Documentary: 'High School'
Frederick Wiseman's remarkable documentary film, High School, is worth seeing. For it shows that our most serious educational problems aren't only in slum schools. What people think of as the good schools are failing their children, too….
[Wiseman] sets out to portray a reputable high school, not a blackboard jungle. High School suggests no remedies. In words alone, its message can be reduced to a string of cliches: the schools are authoritarian, repressive, and so on. On film—on this film, anyway—the cliches take on density and complexity, carrying us beyond slogans into artistic truth. Scene after scene builds to a powerful cumulative effect—not of anger, but of immense sadness and futility: this is how we live. High School is an essay on emptiness.
Though far from sympathetic, the camera eye is not cruel. The teachers seem decent and well-meaning. What they say doesn't matter much. What counts are the numbing lessons the whole institution is teaching its students about themselves and life. (p. 28)
All hopes and dreams are dented, those of parents as well as students. I felt tugged in different directions watching an interview between some parents and a counsellor. The regal father is ambitious for his daughter, perhaps too ambitious…. [Why], one wonders, is the message at Northeast [High School] so insistent, and why is there so much bitter joy in the work of denial? At last the father imagines possibilities for the girl: the school is quick to snuff out visions. In another scene, I had the same torn feelings about the school's protection of students. A college counsellor tells a girl she can apply to all her dream colleges, but that she should have a college of last resort, "if none of your dreams came true." Again, sensible advice. But in Northeast, this begins to sound suspicious. Too many people are insisting on defeat….
The school asks little from the students, as teachers keep saying. Order is the main thing, and most students seem to find it easy to pay homage to order. In a few scenes students are openly insulted. A girl has it explained to her how wearing a short dress to the prom is an insult to the school. She must learn to abide by the standards of the majority. (The majority is constantly invoked.) "I think it's nice to be individualistic, but there are certain places to be individualistic," the teacher says. Under pressure, near tears, the girl recants: "I didn't mean to be individualistic." (p. 29)

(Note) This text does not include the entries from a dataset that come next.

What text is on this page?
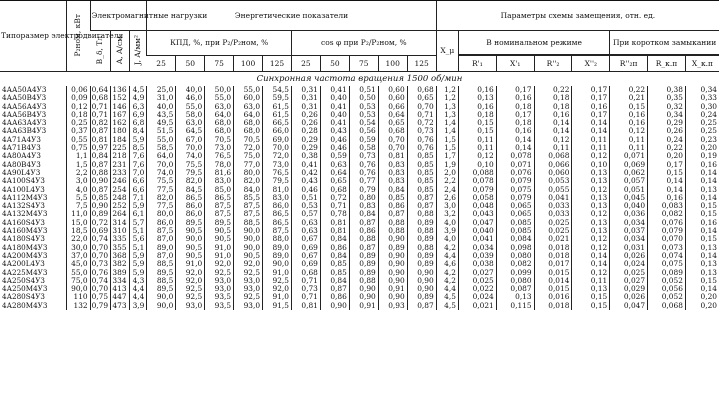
Типоразмер электродвигателя	P₂ном, кВт	Электромагнитные нагрузки			Энергетические показатели										Параметры схемы замещения, отн. ед.							
		B_δ, Тл	A, A/см	J, A/мм²	КПД, %, при P₂/P₂ном, %					cos φ при P₂/P₂ном, %					X_μ	В номинальном режиме				При коротком замыкании		

					25	50	75	100	125	25	50	75	100	125		R'₁	X'₁	R''₂	X''₂	R''₂п	R_к.п	X_к.п
Синхронная частота вращения 1500 об/мин																						
4АА50А4У3	0,06	0,64	136	4,5	25,0	40,0	50,0	55,0	54,5	0,31	0,41	0,51	0,60	0,68	1,2	0,16	0,17	0,22	0,17	0,22	0,38	0,34
4АА50В4У3	0,09	0,68	152	4,9	31,0	46,0	55,0	60,0	59,5	0,31	0,40	0,50	0,60	0,65	1,2	0,13	0,16	0,18	0,17	0,21	0,35	0,33
4АА56А4У3	0,12	0,71	146	6,3	40,0	55,0	63,0	63,0	61,5	0,31	0,41	0,53	0,66	0,70	1,3	0,16	0,18	0,18	0,16	0,15	0,32	0,30
4АА56В4У3	0,18	0,71	167	6,9	43,5	58,0	64,0	64,0	61,5	0,26	0,40	0,53	0,64	0,71	1,3	0,18	0,17	0,16	0,17	0,16	0,34	0,24
4АА63А4У3	0,25	0,82	162	6,8	49,5	63,0	68,0	68,0	66,5	0,26	0,41	0,54	0,65	0,72	1,4	0,15	0,18	0,14	0,14	0,16	0,29	0,25
4АА63В4У3	0,37	0,87	180	8,4	51,5	64,5	68,0	68,0	66,0	0,28	0,43	0,56	0,68	0,73	1,4	0,15	0,16	0,14	0,14	0,12	0,26	0,25
4А71А4У3	0,55	0,81	184	5,9	55,0	67,0	70,5	70,5	69,0	0,29	0,46	0,59	0,70	0,76	1,5	0,11	0,14	0,12	0,11	0,11	0,24	0,23
4А71В4У3	0,75	0,97	225	8,5	58,5	70,0	73,0	72,0	70,0	0,29	0,46	0,58	0,70	0,76	1,5	0,11	0,14	0,11	0,11	0,11	0,22	0,20
4А80А4У3	1,1	0,84	218	7,6	64,0	74,0	76,5	75,0	72,0	0,38	0,59	0,73	0,81	0,85	1,7	0,12	0,078	0,068	0,12	0,071	0,20	0,19
4А80В4У3	1,5	0,87	231	7,6	70,0	75,5	78,0	77,0	73,0	0,41	0,63	0,76	0,83	0,85	1,9	0,10	0,071	0,066	0,10	0,069	0,17	0,16
4А90L4У3	2,2	0,88	233	7,0	74,0	79,5	81,6	80,0	76,5	0,42	0,64	0,76	0,83	0,85	2,0	0,088	0,076	0,060	0,13	0,062	0,15	0,14
4А100S4У3	3,0	0,90	246	6,6	75,5	82,0	83,0	82,0	79,5	0,43	0,65	0,77	0,83	0,85	2,2	0,078	0,079	0,053	0,13	0,057	0,14	0,14
4А100L4У3	4,0	0,87	254	6,6	77,5	84,5	85,0	84,0	81,0	0,46	0,68	0,79	0,84	0,85	2,4	0,079	0,075	0,055	0,12	0,051	0,14	0,13
4А112М4У3	5,5	0,85	248	7,1	82,0	86,5	86,5	85,5	83,0	0,51	0,72	0,80	0,85	0,87	2,6	0,058	0,079	0,041	0,13	0,045	0,16	0,14
4А132S4У3	7,5	0,90	252	5,9	77,5	86,0	87,5	87,5	86,0	0,53	0,71	0,83	0,86	0,87	3,0	0,048	0,065	0,033	0,13	0,040	0,083	0,15
4А132М4У3	11,0	0,89	264	6,1	80,0	86,0	87,5	87,5	86,5	0,57	0,78	0,84	0,87	0,88	3,2	0,043	0,065	0,033	0,12	0,036	0,082	0,15
4А160S4У3	15,0	0,72	314	5,7	86,0	89,5	89,5	88,5	86,5	0,63	0,81	0,87	0,88	0,89	4,0	0,047	0,085	0,025	0,13	0,034	0,076	0,16
4А160М4У3	18,5	0,69	310	5,1	87,5	90,5	90,5	90,0	87,5	0,63	0,81	0,86	0,88	0,88	3,9	0,040	0,085	0,025	0,13	0,037	0,079	0,14
4А180S4У3	22,0	0,74	335	5,6	87,0	90,0	90,5	90,0	88,0	0,67	0,84	0,88	0,90	0,89	4,0	0,041	0,084	0,021	0,12	0,034	0,070	0,15
4А180М4У3	30,0	0,70	355	5,1	89,0	90,5	91,0	90,0	89,0	0,69	0,86	0,87	0,89	0,88	4,2	0,034	0,098	0,018	0,12	0,031	0,073	0,13
4А200М4У3	37,0	0,70	368	5,9	87,0	90,5	91,0	90,5	89,0	0,67	0,84	0,89	0,90	0,89	4,4	0,039	0,080	0,018	0,14	0,026	0,074	0,14
4А200L4У3	45,0	0,73	382	5,9	88,5	91,0	92,0	92,0	90,0	0,69	0,85	0,89	0,90	0,89	4,6	0,038	0,082	0,017	0,14	0,024	0,075	0,13
4А225М4У3	55,0	0,76	389	5,9	89,5	92,0	92,5	92,5	91,0	0,68	0,85	0,89	0,90	0,90	4,2	0,027	0,099	0,015	0,12	0,025	0,089	0,13
4А250S4У3	75,0	0,74	334	4,3	88,5	92,0	93,0	93,0	92,5	0,71	0,84	0,88	0,90	0,90	4,2	0,025	0,080	0,014	0,11	0,027	0,052	0,15
4А250М4У3	90,0	0,70	413	4,4	89,5	92,5	93,0	93,0	92,0	0,73	0,87	0,90	0,91	0,90	4,4	0,022	0,087	0,015	0,13	0,029	0,056	0,14
4А280S4У3	110	0,75	447	4,4	90,0	92,5	93,5	92,5	91,0	0,71	0,86	0,90	0,90	0,89	4,5	0,024	0,13	0,016	0,15	0,026	0,052	0,20
4А280М4У3	132	0,79	473	3,9	90,0	93,0	93,5	93,0	91,5	0,81	0,90	0,91	0,93	0,87	4,5	0,021	0,115	0,018	0,15	0,047	0,068	0,20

The camera lingers questioningly on the faces of the kids, but the faces are mysterious, and you have no way of fathoming what they make of this—some decent teaching about something interesting, for a change. Deliberately, Frederick Wiseman confines himself all through the film to what the school elicits from the students. We have no way of knowing what they feel about the school. It is entirely possible that they are as complacent about it as the staff, even though it obviously bores them. Maybe, after all, they learned the main lesson: don't expect much….
High School should be seen for its own extraordinary merits. But it will surely become a weapon in the war of styles of life and classes now dividing America. Many will insist that the reason Northeast is such a mournful place is that it institutionalizes the attitudes of a repressed lower-middle class. There is room for this view. But it's incomplete. (p. 30)
Joseph Featherstone, "Documentary: 'High School'" (reprinted by permission of the author; © 1969 The New Republic, Inc.), in The New Republic, Vol. 160, No. 25, June 21, 1969, pp. 28-30.